One option gaining favor is livestreaming services. Christopher James, external communications specialist for Service Corporation International, which owns Chattanooga Funeral Homes, said the company is "exploring technology alternatives, where available, to stream services online, which will aid in reducing the number of people at a service."
Cox said Lane Funeral Home is offering similar livestreaming, free of charge, to friends and family who can't attend a service due to crowd size restrictions.
"Most of the time, it's used for family that lives out of town or a service member overseas who can't get home," he said. Now, "we're doing whatever we can to make it easy for families to have the celebration of life they want, without an added financial burden."
McLeod said he's grateful for the option of livestreaming — his church is using the technology for Sunday services — but "texting and calling and FaceTime, that's not the same as being able to sit down with [families] and offer support."
Part of the challenge for funeral directors is the moving target of compliance.
On March 15, the CDC issued new guidance for mass gatherings recommending that for eight weeks, until May 10, all events consisting of 50 or more people be canceled or postponed. The next day, the White House released "The President's Coronavirus Guidelines for America — 15 Days To Slow the Spread." Those guidelines stated that people should "avoid social gatherings in groups of more than 10 people" for the next 15 days, until March 31.
In a message to members, the National Funeral Directors Association noted, "It would appear this would impact funerals/viewings in that they would be limited — perhaps to immediate family only — for the next 15 days. After this 15-day period concludes, the restrictions would continue with the CDC's eight-week limitations on mass gatherings."
If cities or states are also restricting public gatherings, "these restrictions take precedence," the association said.
Chattanooga National Cemetery is following federal protocols during the coronavirus threat. Administrative officer William Sachse said several families have either postponed services or opted for "direct burial," which means the body was interred without a committal service or military honors and with no more than 10 family members present.
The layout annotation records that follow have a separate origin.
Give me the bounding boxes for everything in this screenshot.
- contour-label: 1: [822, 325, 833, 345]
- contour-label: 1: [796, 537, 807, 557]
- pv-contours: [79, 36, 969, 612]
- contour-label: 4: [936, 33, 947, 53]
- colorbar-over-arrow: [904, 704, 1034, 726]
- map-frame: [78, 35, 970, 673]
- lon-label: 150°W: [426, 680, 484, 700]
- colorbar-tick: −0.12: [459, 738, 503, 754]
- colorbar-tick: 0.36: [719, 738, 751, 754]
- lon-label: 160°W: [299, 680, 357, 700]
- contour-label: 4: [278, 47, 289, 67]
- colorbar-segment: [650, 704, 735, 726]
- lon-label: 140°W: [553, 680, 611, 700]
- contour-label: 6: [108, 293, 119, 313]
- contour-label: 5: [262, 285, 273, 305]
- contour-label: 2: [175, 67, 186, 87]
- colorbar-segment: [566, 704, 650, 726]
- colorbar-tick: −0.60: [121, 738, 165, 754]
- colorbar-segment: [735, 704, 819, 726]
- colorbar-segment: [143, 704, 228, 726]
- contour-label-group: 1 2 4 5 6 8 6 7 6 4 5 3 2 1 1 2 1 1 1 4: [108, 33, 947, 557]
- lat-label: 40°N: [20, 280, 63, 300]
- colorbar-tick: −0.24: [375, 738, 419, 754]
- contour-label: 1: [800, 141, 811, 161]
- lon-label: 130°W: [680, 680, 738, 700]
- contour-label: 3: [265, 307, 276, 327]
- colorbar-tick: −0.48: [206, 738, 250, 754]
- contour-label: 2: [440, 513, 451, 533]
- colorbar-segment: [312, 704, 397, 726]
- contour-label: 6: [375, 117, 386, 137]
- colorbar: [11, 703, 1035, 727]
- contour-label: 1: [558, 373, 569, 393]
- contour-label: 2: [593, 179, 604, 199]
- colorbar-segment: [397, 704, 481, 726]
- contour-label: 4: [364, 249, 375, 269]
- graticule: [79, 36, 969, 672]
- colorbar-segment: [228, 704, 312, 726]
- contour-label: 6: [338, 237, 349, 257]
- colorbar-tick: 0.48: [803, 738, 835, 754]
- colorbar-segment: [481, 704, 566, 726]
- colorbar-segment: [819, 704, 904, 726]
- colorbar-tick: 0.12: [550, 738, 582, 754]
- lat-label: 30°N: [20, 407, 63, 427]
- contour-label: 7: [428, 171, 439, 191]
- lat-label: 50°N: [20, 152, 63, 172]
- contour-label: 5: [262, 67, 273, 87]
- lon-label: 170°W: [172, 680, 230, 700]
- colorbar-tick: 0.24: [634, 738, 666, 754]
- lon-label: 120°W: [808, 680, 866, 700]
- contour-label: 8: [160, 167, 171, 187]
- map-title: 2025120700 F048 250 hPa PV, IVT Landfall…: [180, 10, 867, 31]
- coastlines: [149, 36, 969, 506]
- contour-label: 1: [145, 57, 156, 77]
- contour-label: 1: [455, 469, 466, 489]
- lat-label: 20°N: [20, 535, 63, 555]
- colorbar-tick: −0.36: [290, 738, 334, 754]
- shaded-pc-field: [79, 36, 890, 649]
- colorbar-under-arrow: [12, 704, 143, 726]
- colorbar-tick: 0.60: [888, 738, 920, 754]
"We are offering to hold memorial services after the situation changes if the families want," Sachse said.
HEALTH AND SAFETY
The CDC has issued handling instructions to funeral directors for the final disposition of a body if the person is known to have died from COVID-19, the illness caused by the coronavirus. The body may still be buried or cremated, according to the family's wishes.
Although there is currently no known risk associated with being in the same room with the body of someone who has died of COVID-19, according to the CDC, the agency advises that people "should consider not touching the body," since researchers are still learning how the virus spreads.
For funeral directors, the more immediate concern is the mandate to thwart the community spread of the virus. Those efforts range from handling initial arrangements by phone or Skype, rather than meeting personally with the family, and maintaining stringent cleaning practices when families do come to the funeral home.
Cox said Lane is staggering visitations so that only one family will be using the building at any one time. The pens used for writing in the condolence book are continually changed out and sanitized. The main doors to the building are propped open so that there's no need to touch the handles to enter or leave.
Vanderwall said he has stationed an assistant at the condolence book to record visitors' names as they enter. He has posted signs reminding visitors to refrain from hugs and handshakes "due to the current health concerns."
"We're just trying to protect ourselves, protect our own families and somehow try to meet the needs of a grieving family," he said.